Sur la question du CLOUD Act, AWS met d’ailleurs systématiquement en avant ses services de cryptologie et de gestion de clés de chiffrement comme AWS KMS. L’argument est repris en France par Stephan Hadinger, Head of Technology chez AWS.
« Si un juge nous demande d’extraire les clés d’AWS KMS, ce n’est techniquement pas possible », assure-t-il. « Le code nécessaire à l’accès aux clés n’a même pas été écrit ».
Julien Simon, Évangéliste IA et Machine Learning chez AWS, va encore plus loin dans l’assurance technique. « Si vous voulez garantir la confidentialité de vos données, utilisez KMS avec vos propres clés et cela clôt le débat techniquement ».
C’est effectivement l’une des possibilités offertes par AWS KMS. Par défaut, AWS gère les clés, mais les clients peuvent aussi le faire eux-mêmes ou déléguer cette gestion à un prestataire externe comme Thales et sa filiale Gemalto.

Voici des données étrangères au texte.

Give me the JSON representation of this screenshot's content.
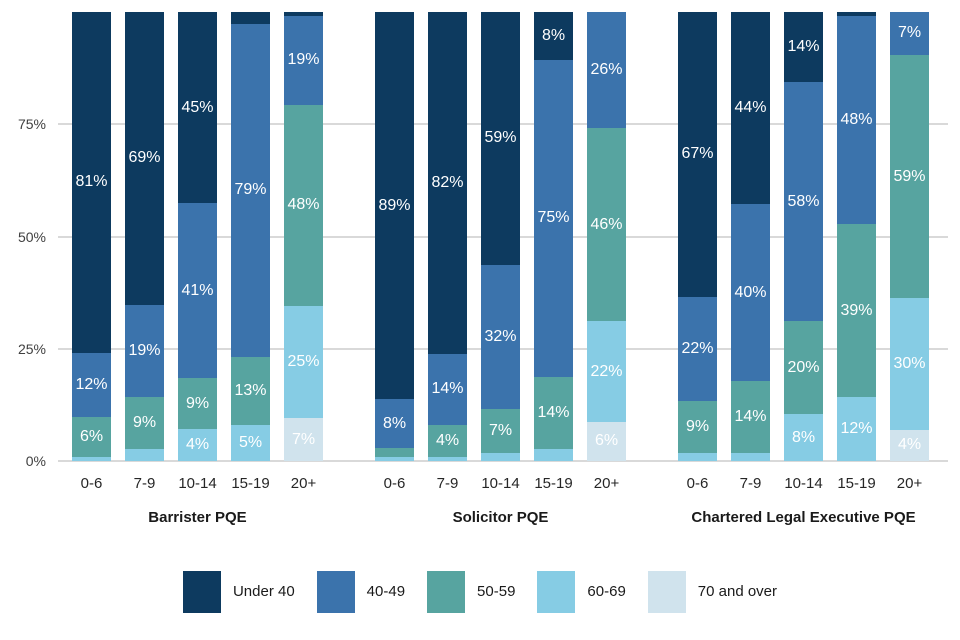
{
  "chart_data": {
    "type": "bar",
    "stacked": true,
    "orientation": "vertical",
    "unit": "%",
    "ylim": [
      0,
      100
    ],
    "grid": true,
    "legend_position": "bottom",
    "yticks": [
      {
        "label": "0%",
        "value": 0
      },
      {
        "label": "25%",
        "value": 25
      },
      {
        "label": "50%",
        "value": 50
      },
      {
        "label": "75%",
        "value": 75
      }
    ],
    "bands": [
      {
        "name": "Under 40",
        "color": "#0d3a5f"
      },
      {
        "name": "40-49",
        "color": "#3b73ac"
      },
      {
        "name": "50-59",
        "color": "#57a4a0"
      },
      {
        "name": "60-69",
        "color": "#86cce4"
      },
      {
        "name": "70 and over",
        "color": "#d0e3ed"
      }
    ],
    "groups": [
      {
        "title": "Barrister PQE",
        "bars": [
          {
            "category": "0-6",
            "segments": [
              {
                "band": 0,
                "value": 81,
                "label": "81%"
              },
              {
                "band": 1,
                "value": 12,
                "label": "12%"
              },
              {
                "band": 2,
                "value": 6,
                "label": "6%"
              },
              {
                "band": 3,
                "value": 1,
                "label": ""
              }
            ]
          },
          {
            "category": "7-9",
            "segments": [
              {
                "band": 0,
                "value": 69,
                "label": "69%"
              },
              {
                "band": 1,
                "value": 19,
                "label": "19%"
              },
              {
                "band": 2,
                "value": 9,
                "label": "9%"
              },
              {
                "band": 3,
                "value": 3,
                "label": ""
              }
            ]
          },
          {
            "category": "10-14",
            "segments": [
              {
                "band": 0,
                "value": 45,
                "label": "45%"
              },
              {
                "band": 1,
                "value": 41,
                "label": "41%"
              },
              {
                "band": 2,
                "value": 9,
                "label": "9%"
              },
              {
                "band": 3,
                "value": 4,
                "label": "4%"
              }
            ]
          },
          {
            "category": "15-19",
            "segments": [
              {
                "band": 0,
                "value": 3,
                "label": ""
              },
              {
                "band": 1,
                "value": 79,
                "label": "79%"
              },
              {
                "band": 2,
                "value": 13,
                "label": "13%"
              },
              {
                "band": 3,
                "value": 5,
                "label": "5%"
              }
            ]
          },
          {
            "category": "20+",
            "segments": [
              {
                "band": 0,
                "value": 1,
                "label": ""
              },
              {
                "band": 1,
                "value": 19,
                "label": "19%"
              },
              {
                "band": 2,
                "value": 48,
                "label": "48%"
              },
              {
                "band": 3,
                "value": 25,
                "label": "25%"
              },
              {
                "band": 4,
                "value": 7,
                "label": "7%"
              }
            ]
          }
        ]
      },
      {
        "title": "Solicitor PQE",
        "bars": [
          {
            "category": "0-6",
            "segments": [
              {
                "band": 0,
                "value": 89,
                "label": "89%"
              },
              {
                "band": 1,
                "value": 8,
                "label": "8%"
              },
              {
                "band": 2,
                "value": 2,
                "label": ""
              },
              {
                "band": 3,
                "value": 1,
                "label": ""
              }
            ]
          },
          {
            "category": "7-9",
            "segments": [
              {
                "band": 0,
                "value": 82,
                "label": "82%"
              },
              {
                "band": 1,
                "value": 14,
                "label": "14%"
              },
              {
                "band": 2,
                "value": 4,
                "label": "4%"
              },
              {
                "band": 3,
                "value": 1,
                "label": ""
              }
            ]
          },
          {
            "category": "10-14",
            "segments": [
              {
                "band": 0,
                "value": 59,
                "label": "59%"
              },
              {
                "band": 1,
                "value": 32,
                "label": "32%"
              },
              {
                "band": 2,
                "value": 7,
                "label": "7%"
              },
              {
                "band": 3,
                "value": 2,
                "label": ""
              }
            ]
          },
          {
            "category": "15-19",
            "segments": [
              {
                "band": 0,
                "value": 8,
                "label": "8%"
              },
              {
                "band": 1,
                "value": 75,
                "label": "75%"
              },
              {
                "band": 2,
                "value": 14,
                "label": "14%"
              },
              {
                "band": 3,
                "value": 3,
                "label": ""
              }
            ]
          },
          {
            "category": "20+",
            "segments": [
              {
                "band": 1,
                "value": 26,
                "label": "26%"
              },
              {
                "band": 2,
                "value": 46,
                "label": "46%"
              },
              {
                "band": 3,
                "value": 22,
                "label": "22%"
              },
              {
                "band": 4,
                "value": 6,
                "label": "6%"
              }
            ]
          }
        ]
      },
      {
        "title": "Chartered Legal Executive PQE",
        "bars": [
          {
            "category": "0-6",
            "segments": [
              {
                "band": 0,
                "value": 67,
                "label": "67%"
              },
              {
                "band": 1,
                "value": 22,
                "label": "22%"
              },
              {
                "band": 2,
                "value": 9,
                "label": "9%"
              },
              {
                "band": 3,
                "value": 2,
                "label": ""
              }
            ]
          },
          {
            "category": "7-9",
            "segments": [
              {
                "band": 0,
                "value": 44,
                "label": "44%"
              },
              {
                "band": 1,
                "value": 40,
                "label": "40%"
              },
              {
                "band": 2,
                "value": 14,
                "label": "14%"
              },
              {
                "band": 3,
                "value": 2,
                "label": ""
              }
            ]
          },
          {
            "category": "10-14",
            "segments": [
              {
                "band": 0,
                "value": 14,
                "label": "14%"
              },
              {
                "band": 1,
                "value": 58,
                "label": "58%"
              },
              {
                "band": 2,
                "value": 20,
                "label": "20%"
              },
              {
                "band": 3,
                "value": 8,
                "label": "8%"
              }
            ]
          },
          {
            "category": "15-19",
            "segments": [
              {
                "band": 0,
                "value": 1,
                "label": ""
              },
              {
                "band": 1,
                "value": 48,
                "label": "48%"
              },
              {
                "band": 2,
                "value": 39,
                "label": "39%"
              },
              {
                "band": 3,
                "value": 12,
                "label": "12%"
              }
            ]
          },
          {
            "category": "20+",
            "segments": [
              {
                "band": 1,
                "value": 7,
                "label": "7%"
              },
              {
                "band": 2,
                "value": 59,
                "label": "59%"
              },
              {
                "band": 3,
                "value": 30,
                "label": "30%"
              },
              {
                "band": 4,
                "value": 4,
                "label": "4%"
              }
            ]
          }
        ]
      }
    ]
  },
  "colors": {
    "grid": "#d9d9d9",
    "axis_text": "#404040",
    "segment_label_text": "#ffffff",
    "background": "#ffffff"
  }
}
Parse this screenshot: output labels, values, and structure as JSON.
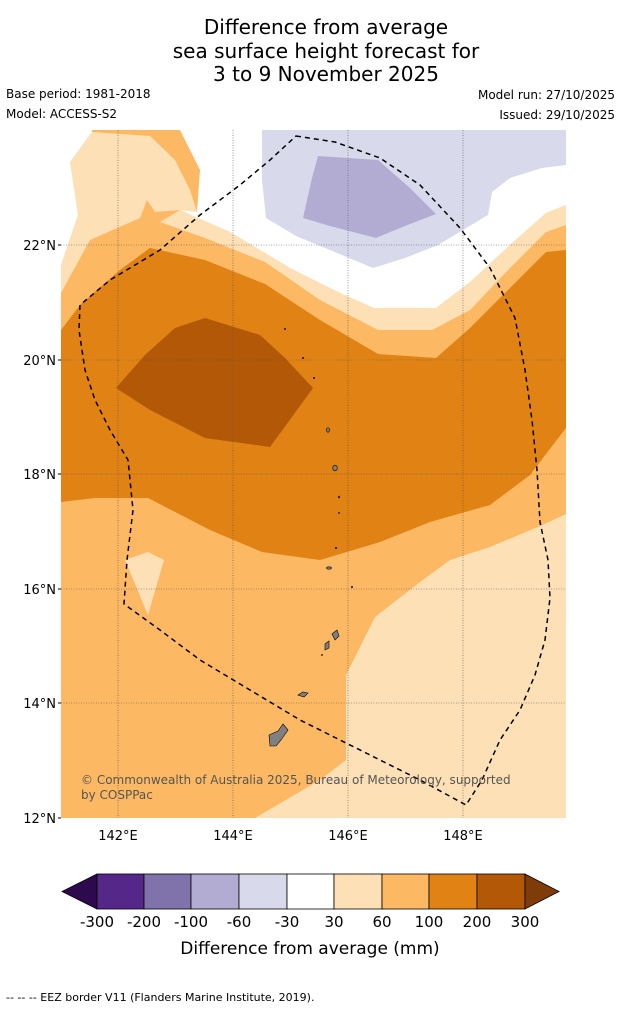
{
  "title": {
    "line1": "Difference from average",
    "line2": "sea surface height forecast for",
    "line3": "3 to 9 November 2025"
  },
  "meta": {
    "base_period": "Base period: 1981-2018",
    "model": "Model: ACCESS-S2",
    "model_run": "Model run: 27/10/2025",
    "issued": "Issued: 29/10/2025"
  },
  "map": {
    "lat_labels": [
      "22°N",
      "20°N",
      "18°N",
      "16°N",
      "14°N",
      "12°N"
    ],
    "lon_labels": [
      "142°E",
      "144°E",
      "146°E",
      "148°E"
    ],
    "copyright_line1": "© Commonwealth of Australia 2025, Bureau of Meteorology, supported",
    "copyright_line2": "by COSPPac",
    "colors": {
      "c_neg300": "#2d0a4e",
      "c_neg200": "#542788",
      "c_neg100": "#8073ac",
      "c_neg60": "#b2abd2",
      "c_neg30": "#d8daeb",
      "c_0": "#ffffff",
      "c_30": "#fee0b6",
      "c_60": "#fdb863",
      "c_100": "#e08214",
      "c_200": "#b35806",
      "c_300": "#7f3b08",
      "land": "#808080"
    }
  },
  "colorbar": {
    "tick_labels": [
      "-300",
      "-200",
      "-100",
      "-60",
      "-30",
      "30",
      "60",
      "100",
      "200",
      "300"
    ],
    "title": "Difference from average (mm)"
  },
  "footer": {
    "legend_text": "--  --  -- EEZ border V11 (Flanders Marine Institute, 2019)."
  }
}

« Si vous voulez encore monter d’un cran, nous avons un service – Cloud HSM – qui est un service de chiffrement hardware auquel les équipes AWS n’ont aucun accès administratif, simplement un accès physique en cas de panne matérielle ».
Chez AWS, le débat semble donc clos techniquement. Même s’il a un coût supplémentaire et que le chiffrement n’est pas toujours indolore en termes de rapidité. Mais le débat juridique lui est visiblement encore sujet à interprétation, encore plus pour tous les cas où les clients ne gèrent pas eux-mêmes leurs clés.